Он стал черпать у немых, безглазых живых существ тишину, надеясь, что она укроет его. У кротов и дождевых червей, у полевых мышей и бледных корешков травы он взял нити, из которых соткал свой покой. Когда он наконец поднялся, мир вокруг него был темным, лишь там и сям кратко и беззвучно вспыхивали неведомые и непонятные огоньки. Слепое чутье дождевого червя побудило его скрыться в темноте. Мысленная маскировка защитила его по дороге к школе. Огонь разбудил древнюю мощь, все еще запертую в камнях; ослепительное холодное пламя ползло по разрушенным стенам, поедая то, что в них таилось. Моргон, по-прежнему вслушивавшийся в безъязыкий мир под ногами, не ощутил опасного прилива огня близ себя. Стена рассыпалась, когда он проходил мимо; камни, словно угли, рассеялись по его тени. Он ощутил лишь содрогание в глубине земли, как если бы там, у ее сердца, что-то сместилось. Тут неожиданно ласковое прикосновение к его уму вернуло его мысли из земли и позвало, подобно шепоту: “Следуй за мной”.

Разорвав прежнюю мысленную связь, он стоял, хлопая глазами, в вихре звуков и огня. Прикосновение стало настойчивее, и он понял, что зал, в который он сейчас вступил, рушится.
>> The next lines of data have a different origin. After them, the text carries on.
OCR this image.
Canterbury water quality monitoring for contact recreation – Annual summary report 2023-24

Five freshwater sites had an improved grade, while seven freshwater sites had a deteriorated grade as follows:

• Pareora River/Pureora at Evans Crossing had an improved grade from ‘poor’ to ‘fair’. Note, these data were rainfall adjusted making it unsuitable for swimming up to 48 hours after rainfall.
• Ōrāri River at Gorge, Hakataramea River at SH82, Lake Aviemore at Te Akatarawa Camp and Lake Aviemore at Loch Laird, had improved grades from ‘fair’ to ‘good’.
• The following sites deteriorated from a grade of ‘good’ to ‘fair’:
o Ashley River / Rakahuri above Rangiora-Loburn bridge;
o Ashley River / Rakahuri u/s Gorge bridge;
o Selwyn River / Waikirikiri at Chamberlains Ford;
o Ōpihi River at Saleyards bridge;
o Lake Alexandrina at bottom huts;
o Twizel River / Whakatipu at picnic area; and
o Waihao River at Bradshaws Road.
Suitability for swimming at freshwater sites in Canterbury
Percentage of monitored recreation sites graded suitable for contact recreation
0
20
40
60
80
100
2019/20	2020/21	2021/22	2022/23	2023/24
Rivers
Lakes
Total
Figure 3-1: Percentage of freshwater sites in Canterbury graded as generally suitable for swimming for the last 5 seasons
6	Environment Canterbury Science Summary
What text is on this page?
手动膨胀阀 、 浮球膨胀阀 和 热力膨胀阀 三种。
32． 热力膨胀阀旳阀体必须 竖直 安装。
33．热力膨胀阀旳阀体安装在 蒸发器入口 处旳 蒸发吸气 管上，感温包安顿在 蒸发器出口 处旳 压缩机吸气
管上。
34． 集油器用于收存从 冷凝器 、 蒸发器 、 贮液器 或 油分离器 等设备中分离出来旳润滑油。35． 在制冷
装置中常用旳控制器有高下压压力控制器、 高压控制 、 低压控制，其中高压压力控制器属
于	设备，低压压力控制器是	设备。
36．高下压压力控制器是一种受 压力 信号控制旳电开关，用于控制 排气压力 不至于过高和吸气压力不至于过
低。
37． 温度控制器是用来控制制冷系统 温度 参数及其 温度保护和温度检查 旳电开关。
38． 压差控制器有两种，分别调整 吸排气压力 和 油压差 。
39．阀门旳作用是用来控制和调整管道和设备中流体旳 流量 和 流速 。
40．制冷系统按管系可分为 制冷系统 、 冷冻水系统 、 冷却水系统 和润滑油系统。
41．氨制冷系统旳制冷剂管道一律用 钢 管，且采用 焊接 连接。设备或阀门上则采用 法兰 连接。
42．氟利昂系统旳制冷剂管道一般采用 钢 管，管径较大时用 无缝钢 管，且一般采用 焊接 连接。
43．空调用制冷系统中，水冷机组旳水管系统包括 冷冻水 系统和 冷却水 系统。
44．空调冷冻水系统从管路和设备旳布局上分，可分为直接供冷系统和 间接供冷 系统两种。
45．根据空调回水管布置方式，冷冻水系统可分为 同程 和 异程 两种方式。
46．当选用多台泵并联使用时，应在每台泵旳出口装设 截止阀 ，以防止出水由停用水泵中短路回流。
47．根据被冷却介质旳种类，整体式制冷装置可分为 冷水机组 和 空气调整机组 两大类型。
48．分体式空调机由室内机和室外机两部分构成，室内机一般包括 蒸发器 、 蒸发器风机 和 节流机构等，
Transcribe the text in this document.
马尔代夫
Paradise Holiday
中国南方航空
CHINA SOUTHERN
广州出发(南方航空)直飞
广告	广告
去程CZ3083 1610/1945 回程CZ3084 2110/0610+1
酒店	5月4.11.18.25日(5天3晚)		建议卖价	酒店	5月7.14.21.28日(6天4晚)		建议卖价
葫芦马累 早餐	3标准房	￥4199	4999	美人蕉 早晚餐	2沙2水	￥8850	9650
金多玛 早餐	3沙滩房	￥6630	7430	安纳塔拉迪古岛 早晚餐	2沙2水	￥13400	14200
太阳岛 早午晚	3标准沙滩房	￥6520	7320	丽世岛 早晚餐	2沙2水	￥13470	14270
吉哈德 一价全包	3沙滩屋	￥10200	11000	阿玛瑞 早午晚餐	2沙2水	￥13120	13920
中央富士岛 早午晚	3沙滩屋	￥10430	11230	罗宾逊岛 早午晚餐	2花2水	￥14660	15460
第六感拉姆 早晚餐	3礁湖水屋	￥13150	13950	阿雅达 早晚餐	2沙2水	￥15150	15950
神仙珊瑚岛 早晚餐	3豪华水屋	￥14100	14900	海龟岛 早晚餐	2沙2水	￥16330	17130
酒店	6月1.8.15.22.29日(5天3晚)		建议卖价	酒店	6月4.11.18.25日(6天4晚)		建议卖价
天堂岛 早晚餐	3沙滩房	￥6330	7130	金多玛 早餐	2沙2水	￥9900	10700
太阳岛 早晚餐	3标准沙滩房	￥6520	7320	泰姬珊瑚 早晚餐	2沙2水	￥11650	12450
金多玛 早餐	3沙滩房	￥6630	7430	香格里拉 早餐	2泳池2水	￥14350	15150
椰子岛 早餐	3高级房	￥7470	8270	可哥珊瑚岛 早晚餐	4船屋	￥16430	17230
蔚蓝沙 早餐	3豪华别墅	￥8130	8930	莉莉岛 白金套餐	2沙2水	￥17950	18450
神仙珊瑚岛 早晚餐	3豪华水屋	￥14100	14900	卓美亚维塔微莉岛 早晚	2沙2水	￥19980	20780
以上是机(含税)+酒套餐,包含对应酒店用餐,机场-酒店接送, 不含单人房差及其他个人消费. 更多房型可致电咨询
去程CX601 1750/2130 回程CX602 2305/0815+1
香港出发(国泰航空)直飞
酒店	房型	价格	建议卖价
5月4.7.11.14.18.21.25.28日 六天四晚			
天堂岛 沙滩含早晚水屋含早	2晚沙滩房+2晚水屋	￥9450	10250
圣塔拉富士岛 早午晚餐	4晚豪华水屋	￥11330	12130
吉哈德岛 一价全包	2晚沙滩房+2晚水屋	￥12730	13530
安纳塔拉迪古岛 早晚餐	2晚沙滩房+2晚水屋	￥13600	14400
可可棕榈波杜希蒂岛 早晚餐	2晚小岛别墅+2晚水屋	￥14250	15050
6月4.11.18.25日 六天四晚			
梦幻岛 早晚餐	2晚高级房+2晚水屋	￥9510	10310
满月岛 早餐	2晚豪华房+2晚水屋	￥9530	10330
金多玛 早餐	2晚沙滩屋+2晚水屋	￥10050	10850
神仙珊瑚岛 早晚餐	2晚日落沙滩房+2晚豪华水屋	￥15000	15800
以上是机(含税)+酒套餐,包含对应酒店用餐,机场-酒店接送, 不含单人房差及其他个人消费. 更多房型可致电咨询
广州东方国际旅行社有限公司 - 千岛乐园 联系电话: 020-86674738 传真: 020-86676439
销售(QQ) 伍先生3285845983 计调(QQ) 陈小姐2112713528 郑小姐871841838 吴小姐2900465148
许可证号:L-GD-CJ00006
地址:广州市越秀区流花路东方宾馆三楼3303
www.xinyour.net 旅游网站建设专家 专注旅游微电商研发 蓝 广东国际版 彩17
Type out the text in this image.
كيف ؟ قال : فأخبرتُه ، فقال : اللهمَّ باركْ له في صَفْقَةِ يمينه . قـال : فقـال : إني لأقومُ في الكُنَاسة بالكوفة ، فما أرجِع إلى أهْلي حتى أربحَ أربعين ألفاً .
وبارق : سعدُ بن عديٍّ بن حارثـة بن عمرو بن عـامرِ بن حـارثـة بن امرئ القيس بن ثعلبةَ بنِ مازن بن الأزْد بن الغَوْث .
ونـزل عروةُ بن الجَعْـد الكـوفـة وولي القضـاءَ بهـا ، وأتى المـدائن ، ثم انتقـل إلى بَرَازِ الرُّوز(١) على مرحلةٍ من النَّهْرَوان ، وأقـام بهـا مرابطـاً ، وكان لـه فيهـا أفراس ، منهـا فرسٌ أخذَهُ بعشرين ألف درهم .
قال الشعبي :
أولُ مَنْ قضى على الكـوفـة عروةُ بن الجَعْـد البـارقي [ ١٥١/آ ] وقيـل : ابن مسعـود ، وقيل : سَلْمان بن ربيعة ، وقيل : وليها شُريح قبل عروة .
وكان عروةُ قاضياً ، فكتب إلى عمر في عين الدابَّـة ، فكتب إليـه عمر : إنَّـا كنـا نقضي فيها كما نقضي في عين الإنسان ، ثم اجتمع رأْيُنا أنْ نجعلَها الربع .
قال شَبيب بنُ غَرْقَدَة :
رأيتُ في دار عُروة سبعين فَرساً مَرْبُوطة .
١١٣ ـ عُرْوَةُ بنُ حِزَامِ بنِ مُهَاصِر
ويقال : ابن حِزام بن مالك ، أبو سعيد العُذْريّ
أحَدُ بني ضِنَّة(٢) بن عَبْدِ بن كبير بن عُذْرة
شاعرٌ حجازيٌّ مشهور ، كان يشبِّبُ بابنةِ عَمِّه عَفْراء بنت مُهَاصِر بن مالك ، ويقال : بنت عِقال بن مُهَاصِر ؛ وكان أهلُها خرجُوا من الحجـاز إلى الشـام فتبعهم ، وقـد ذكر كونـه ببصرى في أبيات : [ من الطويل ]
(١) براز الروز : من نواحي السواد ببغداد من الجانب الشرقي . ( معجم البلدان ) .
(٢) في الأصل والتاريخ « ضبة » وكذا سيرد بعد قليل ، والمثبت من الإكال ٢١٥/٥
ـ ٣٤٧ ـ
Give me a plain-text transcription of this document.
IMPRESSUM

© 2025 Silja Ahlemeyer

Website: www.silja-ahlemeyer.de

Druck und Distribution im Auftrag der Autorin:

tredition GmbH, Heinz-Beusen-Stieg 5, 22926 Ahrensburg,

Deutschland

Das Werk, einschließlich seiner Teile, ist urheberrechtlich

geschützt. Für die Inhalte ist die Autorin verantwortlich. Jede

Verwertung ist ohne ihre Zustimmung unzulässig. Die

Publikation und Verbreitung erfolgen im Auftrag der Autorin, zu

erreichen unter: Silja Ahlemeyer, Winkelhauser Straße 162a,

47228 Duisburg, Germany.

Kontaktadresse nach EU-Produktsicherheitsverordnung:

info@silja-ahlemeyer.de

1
Бежать было некуда. Он слился мыслью с раскаленными камнями, валившимися ему на голову, стал частью их потока, прорвался с ними сквозь пол и рухнул в дымящуюся тишину. Миг спустя он вернулся к своему облику и снова собрался с мыслями. И тогда увидел Нун, неуловимую в мерцающем воздухе и наблюдающую за ним.

Ничего не сказав, она исчезла, едва он увидел ее; сияющая чашечка ее трубки на миг задержалась в воздухе.

От битвы, бушевавшей в сердце школы, сотрясалась земля. Он стал осторожно пробираться к выходу. По сполохам света в разбитых окнах он понял, что главный бой идет там, где все начиналось: в огромном круглом зале, где все еще отдавалось эхом имя Основателя. Внезапно Моргон почувствовал по тому, как легко струилась из зала грозная мощь, что бой идет односторонний. Основатель играл с волшебниками, используя их как наживку – лишь для того, чтобы приманить Моргона. В следующий миг Моргон получил этому доказательство. Он почуял, что разум Основателя, качаясь на волнах огня, кого-то ищет. Он прикоснулся мимоходом к разуму Моргона: знакомое ощущение разверзшейся рядом гибельной бездны. Но он не попытался удержать Моргона, а отступил, и Моргон услышал вопль, от которого у него похолодела кровь.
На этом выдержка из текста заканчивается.